Alivecor and Omron work together so their products can blend their respective health signals into a more meaningful snapshot, so you and your doctor get more insights, not just more data. For the majority of people who don't have an Apple Watch, Alivecor offers the same functionality in a form that works with any smartphone and only costs $99.

See at Alivecor

Beyond Verbal

A groundbreaking study conducted at Mayo Clinic recently found the first evidence that voice may be an accurate indicator of whether a person has coronary artery disease. Eighty-one tonal features of voice were measured after patients spoke to a recording app using technology from vocal biomarker company Beyond Verbal. Pending further confirmation, this could open the door to you monitoring your circulatory health by just talking.

So the gear is here, but revolutionizing health is never as easy as that. Where does all this need to go next?

We need answers, not just information, and those answers need to be shaped to motivate us, not overwhelm or discourage us. The fitness band taught us that numbers alone aren't very engaging after a while. And these devices will find a cold reception in the clinical world if they just upload lots of raw data to busy doctors.

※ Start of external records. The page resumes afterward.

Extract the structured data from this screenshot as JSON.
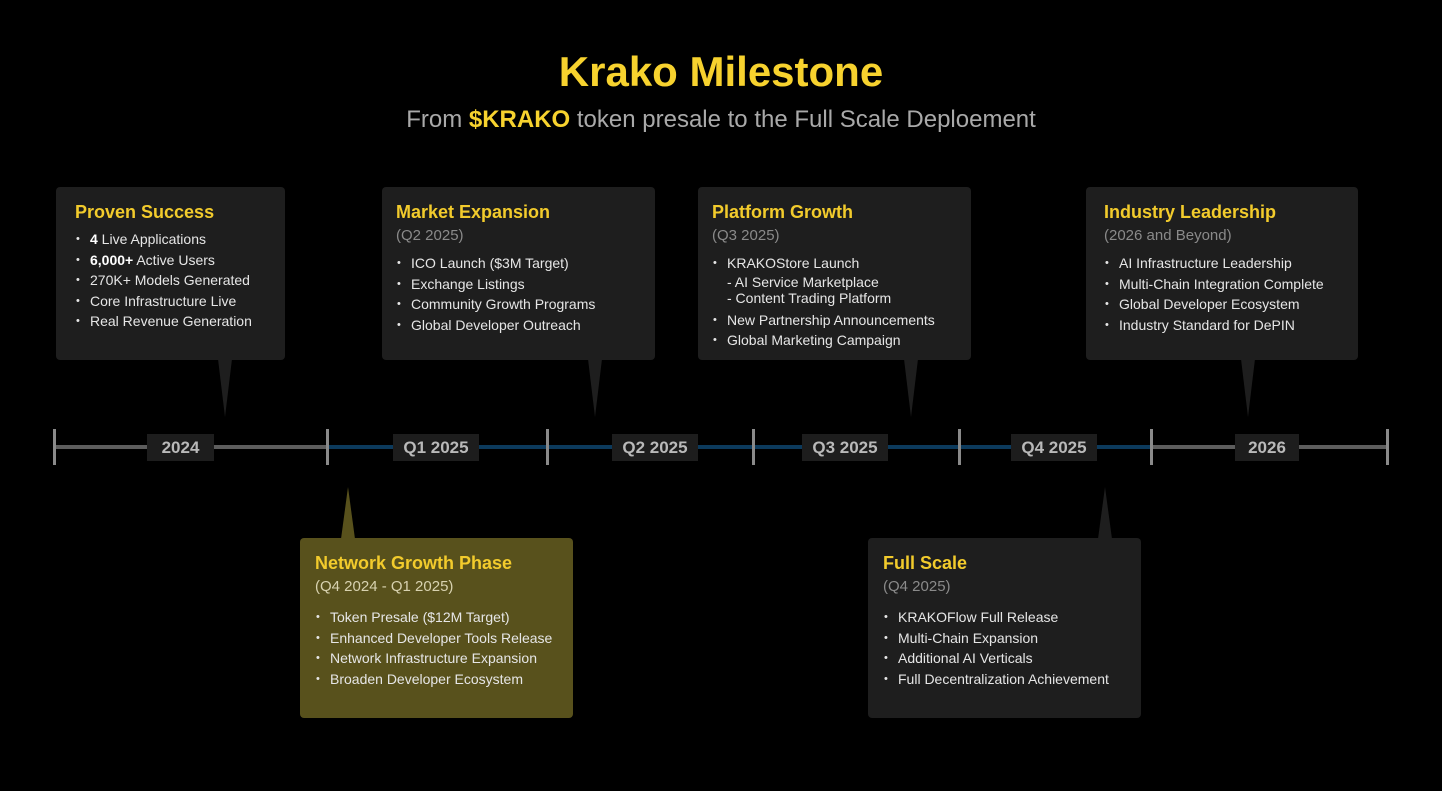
{
  "header": {
    "title": "Krako Milestone",
    "subtitle_pre": "From ",
    "subtitle_highlight": "$KRAKO",
    "subtitle_post": " token presale to the Full Scale Deploement"
  },
  "timeline": {
    "periods": [
      "2024",
      "Q1 2025",
      "Q2 2025",
      "Q3 2025",
      "Q4 2025",
      "2026"
    ]
  },
  "milestones": {
    "proven_success": {
      "title": "Proven Success",
      "items": [
        {
          "bold": "4",
          "text": " Live Applications"
        },
        {
          "bold": "6,000+",
          "text": " Active Users"
        },
        {
          "text": "270K+ Models Generated"
        },
        {
          "text": "Core Infrastructure Live"
        },
        {
          "text": "Real Revenue Generation"
        }
      ]
    },
    "market_expansion": {
      "title": "Market Expansion",
      "period": "(Q2 2025)",
      "items": [
        "ICO Launch ($3M Target)",
        "Exchange Listings",
        "Community Growth Programs",
        "Global Developer Outreach"
      ]
    },
    "platform_growth": {
      "title": "Platform Growth",
      "period": "(Q3 2025)",
      "item1": "KRAKOStore Launch",
      "item1_sub1": "- AI Service Marketplace",
      "item1_sub2": "- Content Trading Platform",
      "items": [
        "New Partnership Announcements",
        "Global Marketing Campaign"
      ]
    },
    "industry_leadership": {
      "title": "Industry Leadership",
      "period": "(2026 and Beyond)",
      "items": [
        "AI Infrastructure Leadership",
        "Multi-Chain Integration Complete",
        "Global Developer Ecosystem",
        "Industry Standard for DePIN"
      ]
    },
    "network_growth": {
      "title": "Network Growth Phase",
      "period": "(Q4 2024 - Q1 2025)",
      "items": [
        "Token Presale ($12M Target)",
        "Enhanced Developer Tools Release",
        "Network Infrastructure Expansion",
        "Broaden Developer Ecosystem"
      ]
    },
    "full_scale": {
      "title": "Full Scale",
      "period": "(Q4 2025)",
      "items": [
        "KRAKOFlow Full Release",
        "Multi-Chain Expansion",
        "Additional AI Verticals",
        "Full Decentralization Achievement"
      ]
    }
  },
  "colors": {
    "accent": "#f7d22e",
    "card_bg": "#1e1e1e",
    "highlight_card_bg": "#58511c",
    "timeline_blue": "#0c3a5c",
    "timeline_grey": "#5d5d5d"
  }
}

A single dashboard of insights from all of our health signals will keep consumers engaged. Those signals will come from our wearables, phones, voice devices, connected cars, social graphs and smart home devices. They already speak to our wellness, we just don't know their language yet.

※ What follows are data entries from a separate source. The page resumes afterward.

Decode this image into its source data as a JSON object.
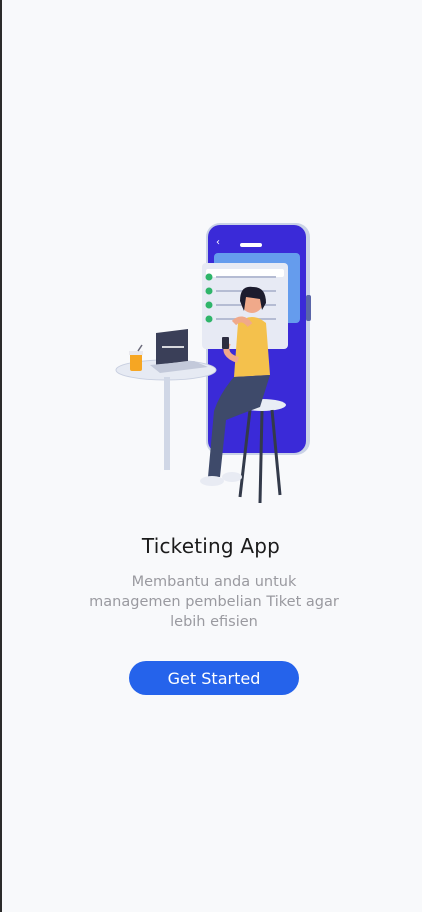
{
  "onboarding": {
    "title": "Ticketing App",
    "description": "Membantu anda untuk managemen pembelian Tiket agar lebih efisien",
    "cta_label": "Get Started"
  },
  "illustration": {
    "name": "woman-using-phone-ticketing-illustration"
  },
  "colors": {
    "background": "#f8f9fb",
    "primary": "#2563eb",
    "title": "#1b1b1b",
    "subtitle": "#9a9aa0"
  }
}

Over the counter is the path to mass adoption. If personal health gear is unnecessarily encumbered with prescriptions it will stay virtually locked up in the doctor's office that we visit once a year, at best. Note that widespread adoption of health monitoring tech could set up a tension between it and pharmaceuticals, whose business it is to treat what this tech may avert.

Somebody has to pay for it. There is significant incremental cost to consumers with this new gear and most will not want to pay for it. Employers, insurers and regulators need to act in unison to find the most useful tech and get it paid for. Continuous glucose monitors are typically covered, while other devices may only qualify for HSA or flex spend account dollars.

Correction, Aug. 7: A previous version of this story said that the Omron HeartGuide is FDA-approved. It is still being cleared by the FDA.

Update, Aug. 8: Added pricing details.